No one could deny, for example, that the remarkable height of the Tower, which was undoubtedly its most striking and brilliant achievement, was itself a cause for concern, since those who lived on the plain below couldn’t possibly climb to the top within the short space of a lifetime. Inhabitants of the city or the surrounding countryside could at best begin the upward journey, without the slightest hope of nearing the end. Otherwise they could do nothing but remain where they were and wait impatiently for news to reach them from above. Even those who had taken up residence in the Tower could in no way be assured of success—many were now too old for climbing, others lived too far from the top, while still others, though vigorous and within reach, had lost their early fervor and chose not to continue the arduous ascent. It was soon clear that only a small number of devout pilgrims were likely to arrive at the ultimate destination, in addition of course to the company of workers who had completed the final stages of the Tower and were in fact the first to enter the domain of heaven.
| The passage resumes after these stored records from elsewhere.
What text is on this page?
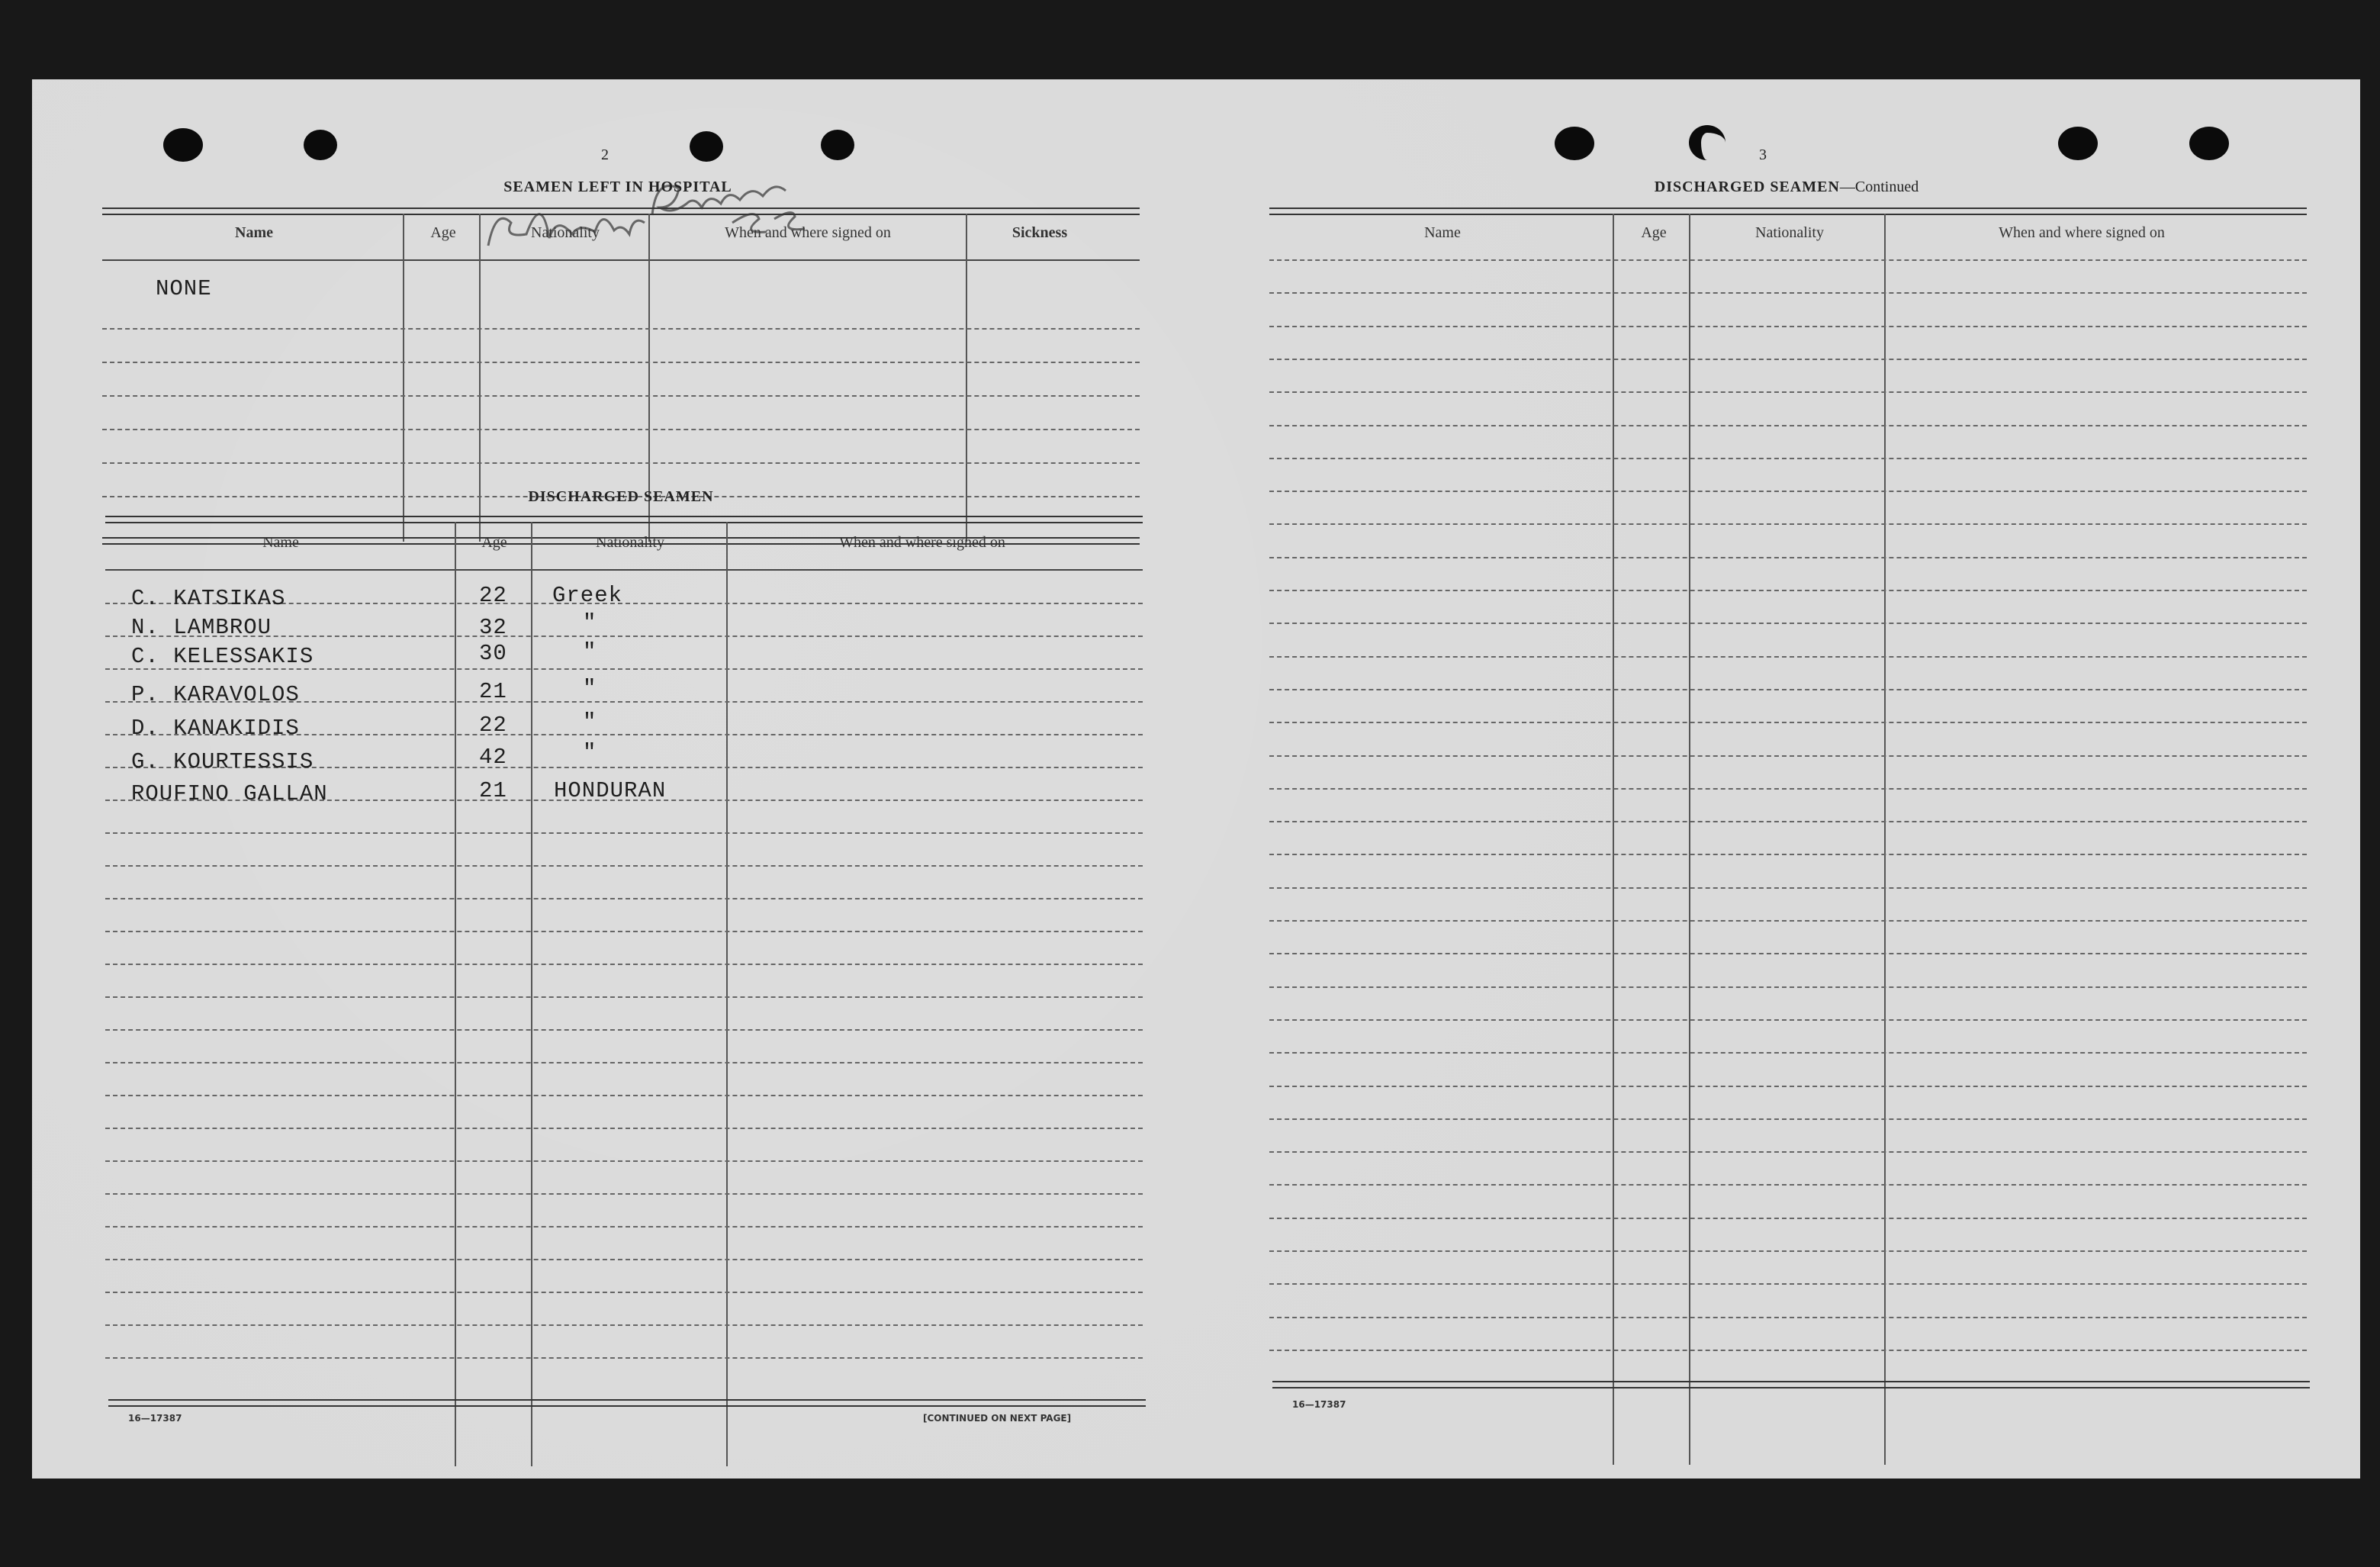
Atlantic Princess 2-22
2
SEAMEN LEFT IN HOSPITAL
Name	Age	Nationality	When and where signed on	Sickness
NONE
DISCHARGED SEAMEN
Name	Age	Nationality	When and where signed on
C. KATSIKAS	22 Greek
N. LAMBROU	32	"
C. KELESSAKIS	30	"
P. KARAVOLOS	21	"
D. KANAKIDIS	22	"
G. KOURTESSIS	42	"
ROUFINO GALLAN	21 HONDURAN
16—17387	[CONTINUED ON NEXT PAGE]
3
DISCHARGED SEAMEN—Continued
Name	Age	Nationality	When and where signed on
16—17387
But the workers were slaves, trained by masons to lay brick upon fire-baked brick on a coating of bitumen, and otherwise uneducated, superstitious, and unreliable. It came as no surprise that their reports were unsatisfactory, especially since their words were passed down from person to person, sometimes shouted at a distance or repeated by a half-drunk servant, and thus hardly more trustworthy than an outright lie. Those living on the plain heard of a brightness, a radiance, a luminous whiteness, but it wasn’t clear what the first visitors actually saw, if indeed they saw anything, although one report, greeted with a mixture of eagerness and distrust, spoke of streets paved with emeralds and gold.